Epperson, a brain aneurysm survivor, captivated a full house with her inspirational story of recovery, perseverance, and advocacy. She drew an audience of researchers and medical professionals as well as local fans, friends and family as she returned to her hometown last week at the Renaissance Pittsburgh Hotel.
This year, the Brain Aneurysm Foundation (BAF) awarded $500,000 to 14 different research projects to be completed at various institutions across the U.S. and Canada. The majority of the grants funded come from individuals and their families who have events to fund a Chair of Research in their or a loved one’s name.
“Despite the fact that 1 in 50 people have a brain aneurysm, the federal government only spends 83 cents per year on brain aneurysm research for each person afflicted,” said Christine Buckley, Executive Director of the Brain Aneurysm Foundation. “We are honored to award research grants that support a variety of brain aneurysm research. This research has potential to change the trajectory for brain aneurysm survivors.”

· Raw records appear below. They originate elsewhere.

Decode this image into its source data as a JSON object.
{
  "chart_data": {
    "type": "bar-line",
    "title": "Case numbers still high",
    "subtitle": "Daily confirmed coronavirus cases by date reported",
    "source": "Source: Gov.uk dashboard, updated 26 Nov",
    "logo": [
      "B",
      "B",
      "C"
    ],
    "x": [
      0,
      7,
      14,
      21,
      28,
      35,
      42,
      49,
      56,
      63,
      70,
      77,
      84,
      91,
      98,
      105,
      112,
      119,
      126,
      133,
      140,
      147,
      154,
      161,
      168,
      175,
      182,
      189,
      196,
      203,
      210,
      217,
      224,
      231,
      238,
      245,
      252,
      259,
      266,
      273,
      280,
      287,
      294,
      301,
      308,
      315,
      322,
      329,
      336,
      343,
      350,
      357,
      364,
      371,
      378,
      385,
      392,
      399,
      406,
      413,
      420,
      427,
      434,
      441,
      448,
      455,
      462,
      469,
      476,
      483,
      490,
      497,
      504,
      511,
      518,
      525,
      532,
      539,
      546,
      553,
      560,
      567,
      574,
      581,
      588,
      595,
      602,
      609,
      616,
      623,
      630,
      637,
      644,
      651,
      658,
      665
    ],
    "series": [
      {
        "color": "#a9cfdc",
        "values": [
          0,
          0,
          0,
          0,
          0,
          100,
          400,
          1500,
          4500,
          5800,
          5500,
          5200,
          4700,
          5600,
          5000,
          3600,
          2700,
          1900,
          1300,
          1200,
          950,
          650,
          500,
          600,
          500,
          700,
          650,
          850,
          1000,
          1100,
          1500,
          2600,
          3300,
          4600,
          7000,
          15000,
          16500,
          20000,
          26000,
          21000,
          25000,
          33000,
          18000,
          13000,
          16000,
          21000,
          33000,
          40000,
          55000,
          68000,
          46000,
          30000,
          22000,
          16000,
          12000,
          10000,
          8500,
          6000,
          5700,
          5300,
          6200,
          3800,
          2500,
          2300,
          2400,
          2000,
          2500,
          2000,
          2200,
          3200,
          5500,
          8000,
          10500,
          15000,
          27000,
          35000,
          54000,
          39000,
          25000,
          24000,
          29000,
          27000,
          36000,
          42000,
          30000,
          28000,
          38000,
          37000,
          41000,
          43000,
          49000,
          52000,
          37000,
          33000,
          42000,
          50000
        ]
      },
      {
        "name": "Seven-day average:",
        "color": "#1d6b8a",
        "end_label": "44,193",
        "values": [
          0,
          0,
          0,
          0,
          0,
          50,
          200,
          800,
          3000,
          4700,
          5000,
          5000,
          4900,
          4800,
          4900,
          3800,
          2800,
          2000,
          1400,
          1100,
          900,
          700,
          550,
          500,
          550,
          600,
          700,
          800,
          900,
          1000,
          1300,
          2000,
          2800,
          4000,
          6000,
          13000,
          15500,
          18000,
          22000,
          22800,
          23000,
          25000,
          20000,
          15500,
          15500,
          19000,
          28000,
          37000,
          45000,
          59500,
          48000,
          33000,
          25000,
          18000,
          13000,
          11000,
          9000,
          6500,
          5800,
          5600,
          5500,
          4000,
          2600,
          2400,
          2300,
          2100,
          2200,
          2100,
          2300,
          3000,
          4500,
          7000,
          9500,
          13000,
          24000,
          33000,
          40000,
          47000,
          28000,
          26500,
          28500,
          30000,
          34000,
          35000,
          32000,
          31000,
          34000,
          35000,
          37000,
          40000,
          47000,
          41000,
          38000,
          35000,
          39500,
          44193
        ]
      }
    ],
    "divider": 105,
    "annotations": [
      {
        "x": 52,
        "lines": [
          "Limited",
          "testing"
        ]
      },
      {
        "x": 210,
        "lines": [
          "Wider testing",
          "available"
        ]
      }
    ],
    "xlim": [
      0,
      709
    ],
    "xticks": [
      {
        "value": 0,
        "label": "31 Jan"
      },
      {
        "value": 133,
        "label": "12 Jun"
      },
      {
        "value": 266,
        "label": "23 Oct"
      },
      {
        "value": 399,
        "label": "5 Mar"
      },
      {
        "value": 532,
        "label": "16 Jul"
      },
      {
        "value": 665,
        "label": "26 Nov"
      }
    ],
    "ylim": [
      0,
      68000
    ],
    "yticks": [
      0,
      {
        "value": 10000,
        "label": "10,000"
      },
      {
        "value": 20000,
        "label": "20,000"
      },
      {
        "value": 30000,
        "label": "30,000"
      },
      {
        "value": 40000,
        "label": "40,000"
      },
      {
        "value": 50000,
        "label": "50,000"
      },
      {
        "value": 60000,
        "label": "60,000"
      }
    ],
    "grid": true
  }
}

The highlight of the evening was when Epperson spoke to the standing-room-only crowd prior to awarding the first-ever Sharon Epperson Chair of Research, a $15,000 grant. The grant was awarded to renowned neurosurgeon and researcher Dr. Brian Hoh, chair of neurosurgery at the University of Florida. Dr. Hoh’s research team is researching the formation of brain aneurysms, as well as innovative tissue engineering technology to improve treatments. The grant was made possible by contributions to the BAF from Epperson’s employer, CNBC, as well as her friends and family.
On Sept. 21, 2016, Epperson suffered a hemorrhagic stroke from a ruptured brain aneurysm. After her exhaustive recovery, Epperson has become a staunch advocate for raising awareness and funding for brain aneurysm research. She has been able to weave her personal experience into her reporting, too, as she advises her audience to prepare their finances for the unexpected and to prioritize items such as assigning a power of attorney to handle medical and financial matters, having disability insurance and building emergency savings in case of an unplanned for medical event.
In her remarks, Epperson shared that her great-grandfather, grandfather and aunt, passed away after brain hemorrhages — although it was uncertain if either had experienced ruptured aneurysms. These were stories Epperson was largely unaware of in her life; however, she later learned family history is a large predetermining factor.
The event was hosted by Brian Jankowitz, MD, Assistant Professor of the Department of Neurological Surgery, Co-Director of Endovascular Therapy, and Director of the Neuroendovascular Fellowship Program at University of Pittsburgh Medical Center (UPMC), also a medical advisory board member of the foundation. The symposium brought together the best and brightest medical professionals who are working to improve early detection and treatment options for brain aneurysm disease, patients and their families, industry, and those who had lost a loved one.